Una definizione di time blindness
Ciascuno di noi vive dei periodi in cui arriva costantemente in ritardo agli appuntamenti o, al contrario, ci si presenta sempre in eccessivo anticipo. Talvolta pensiamo che qualcuno ci abbia inviato un messaggio “proprio l’altro giorno” e poi scopriamo all’improvviso che la notifica in realtà risale a diversi giorni o persino a qualche settimana prima. Insomma, vi sono momenti della nostra vita in cui abbiamo la sensazione che il tempo ci sfugga di mano e che qualsiasi sforzo noi facciamo non sia sufficiente per riprenderne il controllo. Ecco, se prolungati, questi episodi potrebbero essere un chiaro indicatore di cecità temporale (time blindness).
Con il termine cecità temporale si intende l’incapacità cronica di seguire lo scorrere naturale del tempo (Weissenberger et al., 2021). Questa condizione può influire su tutto ciò che riguarda il rapporto di una persona con il passato, il presente e il futuro. Nel dettaglio, un individuo che soffre di time blindness fatica a ricordare quanto tempo fa è accaduto un evento, ha difficoltà a comprendere nel qui e ora quanto velocemente stia trascorrendo il tempo e può trovare estremamente difficile prevedere i propri sentimenti e bisogni (Smith et al., 2002). Soffrire di time blindness può avere un impatto negativo sulla formazione, sulla carriera e sulla vita di una persona. La puntualità, per esempio, è richiesta nella maggior parte delle scuole e dei luoghi di lavoro e, secondo un’indagine condotta dalla società australiana Airtasker, il 15% dei licenziamenti sarebbe dovuto proprio ai ritardi accumulati dai dipendenti. Siccome la consapevolezza dello scorrere del tempo viene sviluppata naturalmente dalla maggior parte delle persone, chi è affetto da cecità temporale può essere anche giudicato dagli altri come noncurante, pigro o irresponsabile, il che può alimentare, a sua volta, marcati sentimenti di colpa e inadeguatezza (Prevatt et al., 2011).
Time blindness e disturbo da deficit di attenzione/iperattività
Come sottolineato in apertura, ogni essere umano può perdere saltuariamente la cognizione del tempo, per esempio durante periodi di intensa concentrazione tra cui la lettura di libri o la visione di film che reputa particolarmente coinvolgenti. Esperienze come queste, tuttavia, sono da intendersi come indicatori di cecità temporale solamente quando divengono persistenti e si verificano in una misura tale da interferire significativamente con la vita quotidiana dell’individuo.
La letteratura scientifica riporta che la cecità temporale è comunemente associata al disturbo da deficit di attenzione/iperattività (ADHD; Ptacek et al., 2019).
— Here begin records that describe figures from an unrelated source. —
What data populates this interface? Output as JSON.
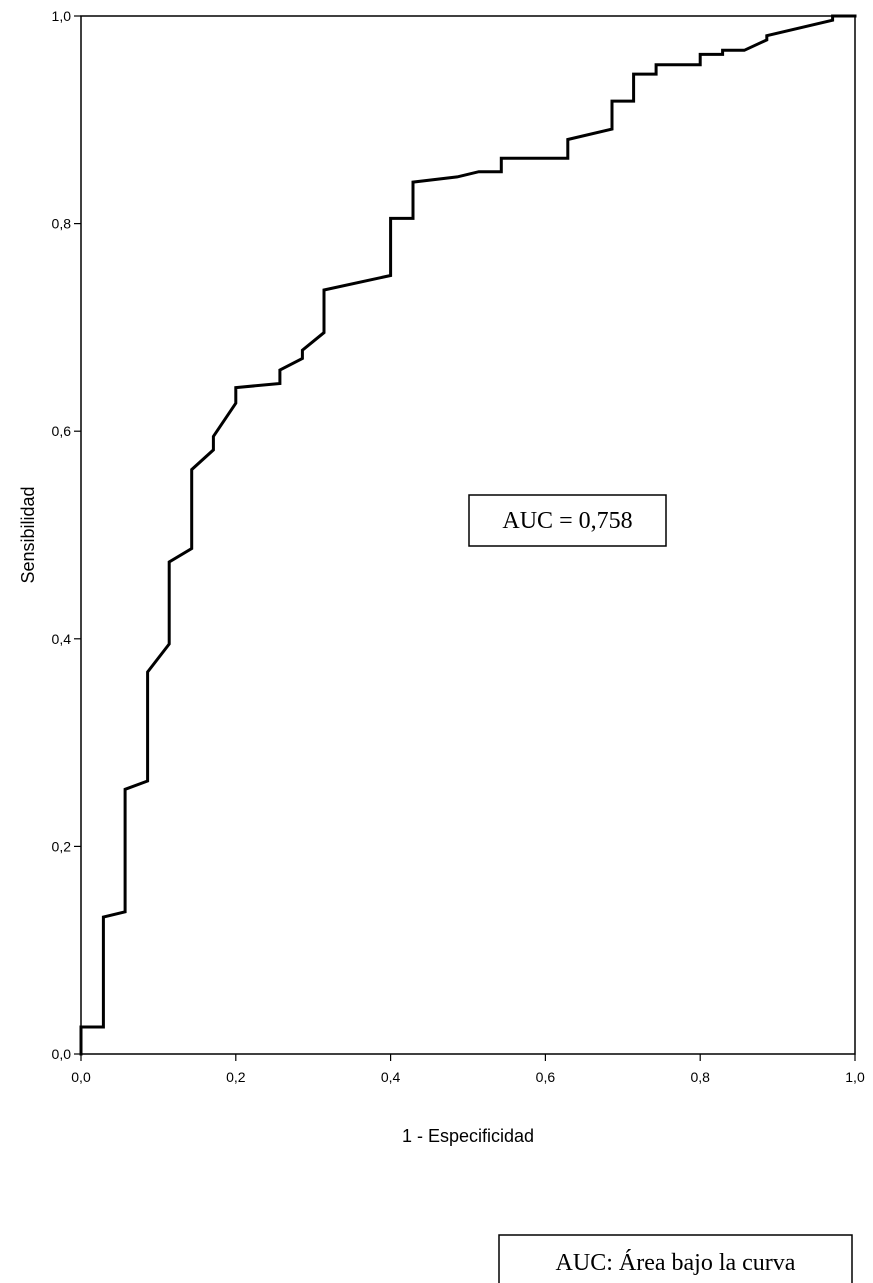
{
  "chart_data": {
    "type": "line",
    "xlabel": "1 - Especificidad",
    "ylabel": "Sensibilidad",
    "xlim": [
      0,
      1
    ],
    "ylim": [
      0,
      1
    ],
    "x_ticks": [
      "0,0",
      "0,2",
      "0,4",
      "0,6",
      "0,8",
      "1,0"
    ],
    "y_ticks": [
      "0,0",
      "0,2",
      "0,4",
      "0,6",
      "0,8",
      "1,0"
    ],
    "grid": false,
    "line_color": "#000000",
    "series": [
      {
        "x": [
          0.0,
          0.0,
          0.029,
          0.029,
          0.057,
          0.057,
          0.086,
          0.086,
          0.114,
          0.114,
          0.143,
          0.143,
          0.171,
          0.171,
          0.2,
          0.2,
          0.257,
          0.257,
          0.286,
          0.286,
          0.314,
          0.314,
          0.4,
          0.4,
          0.429,
          0.429,
          0.486,
          0.514,
          0.543,
          0.543,
          0.629,
          0.629,
          0.686,
          0.686,
          0.714,
          0.714,
          0.743,
          0.743,
          0.8,
          0.8,
          0.829,
          0.829,
          0.857,
          0.886,
          0.886,
          0.971,
          0.971,
          1.0
        ],
        "y": [
          0.0,
          0.026,
          0.026,
          0.132,
          0.137,
          0.255,
          0.263,
          0.368,
          0.395,
          0.474,
          0.487,
          0.563,
          0.582,
          0.595,
          0.627,
          0.642,
          0.646,
          0.659,
          0.67,
          0.678,
          0.695,
          0.736,
          0.75,
          0.805,
          0.805,
          0.84,
          0.845,
          0.85,
          0.85,
          0.863,
          0.863,
          0.881,
          0.891,
          0.918,
          0.918,
          0.944,
          0.944,
          0.953,
          0.953,
          0.963,
          0.963,
          0.967,
          0.967,
          0.977,
          0.981,
          0.996,
          1.0,
          1.0
        ]
      }
    ],
    "annotations": [
      "AUC = 0,758"
    ]
  },
  "footnote": "AUC: Área bajo la curva"
}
Una compromissione della capacità di percepire lo scorrere naturale del tempo rappresenta un sintomo chiave di questo disturbo, a tal punto che il rinomato psicologo statunitense Russell A. Barkley (2006) sottolinea:
L’ADHD è, in fondo, una cecità al tempo, o tecnicamente, per essere precisi, una miopia al futuro […]. Proprio come le persone miopi riescono a leggere solo le parole vicine ai propri occhi, le persone con ADHD possono occuparsi solo di compiti vicini nel tempo. Più l’evento è lontano, meno costoro saranno in grado di affrontarlo, ed è per questo motivo che tutto viene lasciato all’ultimo minuto, poiché loro si occupano solo dell’ultimo minuto.
In particolare, la ricerca ha dimostrato che sia adulti che bambini con diagnosi di ADHD mostrano dei deficit nella percezione temporale, ovvero nello stimare accuratamente quanto tempo è passato dall’inizio di un compito che è stato loro assegnato o di un’attività che hanno autonomamente intrapreso; nella riproduzione temporale, ovvero nel ripetere un’attività per lo stesso tempo in cui è stata dimostrata dallo sperimentatore; e nelle sequenze temporali, cioè nel ricordare accuratamente l’ordine in cui si sono verificati gli eventi passati (Carelli & Britt, 2012; Mioni et al., 2017).
Nonostante si tratti di una peculiarità dell’ADHD, segni di cecità temporale sono stati osservati anche in soggetti con autismo, disturbi d’ansia, depressione maggiore, disturbo ossessivo-compulsivo, lutto complicato, disturbo correlato all’uso di alcool e lesioni cerebrali dovute a traumi. Non è un caso che queste condizioni abbiano in comune la compromissione del funzionamento esecutivo, ovvero difficoltà nella pianificazione, nel problem solving e nel decision-making, e della capacità di regolare emozioni, pensieri e azioni (Allman & Meck, 2012; Moreira et al., 2016; Liu et al., 2022).